Hendon’s medical expenses exceeded $200,000.00. He also contended that he planned to be an electrician, but his injuries foreclosed that opportunity. His prior work history, though, was inconsistent, consisting of transient cooking and labor work.
Hendon received $3.8 million from the settlement.
“It is a difficult task, but one we took on, to show that a young man needs to be judged by his future and not just by his past,” Ferguson said. “The amount recovered for this young man shows that we accomplished that.”

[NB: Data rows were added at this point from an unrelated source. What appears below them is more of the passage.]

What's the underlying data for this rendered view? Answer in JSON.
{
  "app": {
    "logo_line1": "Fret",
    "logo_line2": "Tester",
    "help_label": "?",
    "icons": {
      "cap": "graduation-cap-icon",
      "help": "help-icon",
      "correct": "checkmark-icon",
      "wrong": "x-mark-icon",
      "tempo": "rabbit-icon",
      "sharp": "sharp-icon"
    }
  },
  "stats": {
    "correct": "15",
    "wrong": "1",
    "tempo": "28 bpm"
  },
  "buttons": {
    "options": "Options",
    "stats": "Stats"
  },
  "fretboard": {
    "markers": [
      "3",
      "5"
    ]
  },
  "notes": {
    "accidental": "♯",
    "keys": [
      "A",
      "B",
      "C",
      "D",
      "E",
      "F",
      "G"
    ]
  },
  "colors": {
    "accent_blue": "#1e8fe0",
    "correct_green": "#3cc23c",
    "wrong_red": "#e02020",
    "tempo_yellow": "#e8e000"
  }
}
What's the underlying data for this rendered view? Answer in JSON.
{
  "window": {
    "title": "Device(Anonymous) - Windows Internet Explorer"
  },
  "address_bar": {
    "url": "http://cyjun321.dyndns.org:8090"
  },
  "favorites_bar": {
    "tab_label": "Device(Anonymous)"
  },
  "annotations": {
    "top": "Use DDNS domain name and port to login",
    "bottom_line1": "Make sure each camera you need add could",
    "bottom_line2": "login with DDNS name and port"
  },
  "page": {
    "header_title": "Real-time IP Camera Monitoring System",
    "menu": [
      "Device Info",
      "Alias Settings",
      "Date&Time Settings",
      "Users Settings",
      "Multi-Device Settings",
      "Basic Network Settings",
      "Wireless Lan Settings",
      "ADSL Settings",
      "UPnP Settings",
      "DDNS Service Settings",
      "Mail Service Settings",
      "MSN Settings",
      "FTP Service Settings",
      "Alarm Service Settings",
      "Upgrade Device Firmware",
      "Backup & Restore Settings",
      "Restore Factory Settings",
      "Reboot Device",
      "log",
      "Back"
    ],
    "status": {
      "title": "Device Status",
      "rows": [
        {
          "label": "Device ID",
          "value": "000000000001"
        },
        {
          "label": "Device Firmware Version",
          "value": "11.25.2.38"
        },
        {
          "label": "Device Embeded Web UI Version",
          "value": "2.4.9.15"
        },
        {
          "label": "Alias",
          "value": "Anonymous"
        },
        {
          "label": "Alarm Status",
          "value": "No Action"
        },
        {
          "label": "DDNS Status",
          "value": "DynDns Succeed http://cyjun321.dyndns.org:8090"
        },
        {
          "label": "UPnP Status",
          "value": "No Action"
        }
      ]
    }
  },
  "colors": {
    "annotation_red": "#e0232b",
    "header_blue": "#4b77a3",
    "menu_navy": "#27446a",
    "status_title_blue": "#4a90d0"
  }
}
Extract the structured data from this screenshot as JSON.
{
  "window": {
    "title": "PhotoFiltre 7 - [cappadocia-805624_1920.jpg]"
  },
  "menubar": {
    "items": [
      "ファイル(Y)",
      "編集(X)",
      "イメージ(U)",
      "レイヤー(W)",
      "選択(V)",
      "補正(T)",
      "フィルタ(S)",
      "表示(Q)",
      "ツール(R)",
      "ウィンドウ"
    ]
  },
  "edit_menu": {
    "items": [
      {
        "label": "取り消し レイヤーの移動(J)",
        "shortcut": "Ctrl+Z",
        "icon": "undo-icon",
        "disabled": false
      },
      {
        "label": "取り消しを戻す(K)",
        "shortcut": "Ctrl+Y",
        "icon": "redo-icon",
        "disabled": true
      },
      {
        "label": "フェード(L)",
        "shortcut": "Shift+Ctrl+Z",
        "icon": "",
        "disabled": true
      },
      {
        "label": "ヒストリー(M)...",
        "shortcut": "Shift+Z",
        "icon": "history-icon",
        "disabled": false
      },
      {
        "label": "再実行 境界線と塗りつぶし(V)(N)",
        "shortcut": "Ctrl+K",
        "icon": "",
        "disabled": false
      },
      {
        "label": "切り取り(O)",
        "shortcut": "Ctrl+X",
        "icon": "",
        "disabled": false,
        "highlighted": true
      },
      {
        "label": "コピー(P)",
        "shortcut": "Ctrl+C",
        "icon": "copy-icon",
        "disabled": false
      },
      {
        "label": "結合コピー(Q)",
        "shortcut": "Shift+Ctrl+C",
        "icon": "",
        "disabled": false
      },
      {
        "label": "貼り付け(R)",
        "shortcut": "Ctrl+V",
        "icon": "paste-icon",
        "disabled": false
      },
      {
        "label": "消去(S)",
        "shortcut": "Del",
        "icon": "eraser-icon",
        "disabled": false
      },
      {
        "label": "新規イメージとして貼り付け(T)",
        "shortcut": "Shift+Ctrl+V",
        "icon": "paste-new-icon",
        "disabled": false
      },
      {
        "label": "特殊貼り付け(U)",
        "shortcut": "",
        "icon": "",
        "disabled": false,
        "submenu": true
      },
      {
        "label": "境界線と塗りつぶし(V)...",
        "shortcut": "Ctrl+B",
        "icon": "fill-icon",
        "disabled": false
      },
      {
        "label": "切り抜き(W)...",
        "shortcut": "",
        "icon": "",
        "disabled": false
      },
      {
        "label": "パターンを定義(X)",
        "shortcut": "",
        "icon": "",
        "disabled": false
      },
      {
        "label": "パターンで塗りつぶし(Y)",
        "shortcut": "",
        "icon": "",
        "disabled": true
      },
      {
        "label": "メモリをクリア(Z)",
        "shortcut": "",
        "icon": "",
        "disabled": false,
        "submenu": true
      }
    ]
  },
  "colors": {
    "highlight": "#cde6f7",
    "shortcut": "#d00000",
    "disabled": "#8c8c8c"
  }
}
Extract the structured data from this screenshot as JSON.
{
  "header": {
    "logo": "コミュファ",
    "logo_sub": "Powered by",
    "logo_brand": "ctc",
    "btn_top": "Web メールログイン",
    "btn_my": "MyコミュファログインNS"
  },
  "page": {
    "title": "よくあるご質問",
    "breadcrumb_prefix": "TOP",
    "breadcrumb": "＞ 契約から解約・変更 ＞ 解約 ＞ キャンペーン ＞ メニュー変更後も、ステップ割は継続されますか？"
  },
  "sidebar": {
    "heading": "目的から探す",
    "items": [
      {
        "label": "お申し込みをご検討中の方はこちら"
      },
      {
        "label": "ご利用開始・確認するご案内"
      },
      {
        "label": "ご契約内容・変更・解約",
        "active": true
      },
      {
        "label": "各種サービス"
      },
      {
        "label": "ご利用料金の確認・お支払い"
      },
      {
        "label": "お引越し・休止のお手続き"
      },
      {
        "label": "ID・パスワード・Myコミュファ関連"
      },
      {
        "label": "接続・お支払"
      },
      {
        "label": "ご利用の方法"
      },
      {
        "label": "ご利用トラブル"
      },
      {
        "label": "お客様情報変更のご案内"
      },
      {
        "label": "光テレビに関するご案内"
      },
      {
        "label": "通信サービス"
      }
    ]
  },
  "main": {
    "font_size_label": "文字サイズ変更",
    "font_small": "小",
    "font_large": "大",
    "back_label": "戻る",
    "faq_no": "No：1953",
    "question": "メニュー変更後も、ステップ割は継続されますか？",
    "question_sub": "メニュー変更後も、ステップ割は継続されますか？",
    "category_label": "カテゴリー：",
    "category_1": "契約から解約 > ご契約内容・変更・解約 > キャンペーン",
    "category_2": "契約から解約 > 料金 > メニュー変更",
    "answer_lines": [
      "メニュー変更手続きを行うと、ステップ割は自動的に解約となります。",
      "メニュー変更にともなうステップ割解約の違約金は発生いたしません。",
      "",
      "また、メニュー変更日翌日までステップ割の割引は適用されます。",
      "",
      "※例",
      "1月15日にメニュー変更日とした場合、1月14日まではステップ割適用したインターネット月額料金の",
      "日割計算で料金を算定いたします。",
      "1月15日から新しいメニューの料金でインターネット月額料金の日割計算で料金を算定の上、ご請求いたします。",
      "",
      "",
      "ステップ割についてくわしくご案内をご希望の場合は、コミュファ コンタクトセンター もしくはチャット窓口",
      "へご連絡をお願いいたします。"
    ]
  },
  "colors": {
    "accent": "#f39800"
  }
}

Cotton was diagnosed with both neck and back injuries. She had ongoing pain and discomfort and underwent long-term physical therapy and injections. Her treating physician termed her a potential candidate for surgical intervention, depending on how her symptoms progressed.
“Darlene is a wonderful client and wonderful person,” Ferguson said. “She devoted her life to service for others by working in drug and alcohol abuse treatment centers and as a health care aide.
“Despite her injuries, she continued to work and should be commended for that.”
Cotton had some $115,000 in medical expenses. She received $1.0 million from the settlement.
“This was hard case and one that was well-developed by our office,” Ferguson said. “There were 100 exhibits and countless evidentiary objections from the defense. There was a full pre-trial hearing shortly before the scheduled trial date where we presented our positions. We were reasonably successful at the pre-trial for two reasons: we were prepared and we were right.”
Judge Kent Walston, 58th District Court, presided over the case.
“I also commend Judge Walston on his patience with all of us and the time he took to read and research the legal issues involved.” Ferguson said. “It is like the old saying: if you want peace then you must prepare for war. And that was not just me or Cody – it was our entire office. My legal assistants, and Cody’s legal assistant, were invaluable. I have been a lawyer for a long time and that was the best support work I have ever received.
“They were phenomenal.”
Last month, Ferguson obtained a $1.55 million settlement utilizing the same practice of preparing for trial to maximize techniques. The firm was also recently recognized as having four verdicts and settlements from 2017 recognized as the Top Verdicts in Texas.
The firm maintains its office in its hometown of Beaumont. The lawyers at The Ferguson Law Firm have obtained more than one hundred verdicts and settlements in excess of $1,000,000, including several record-setting awards.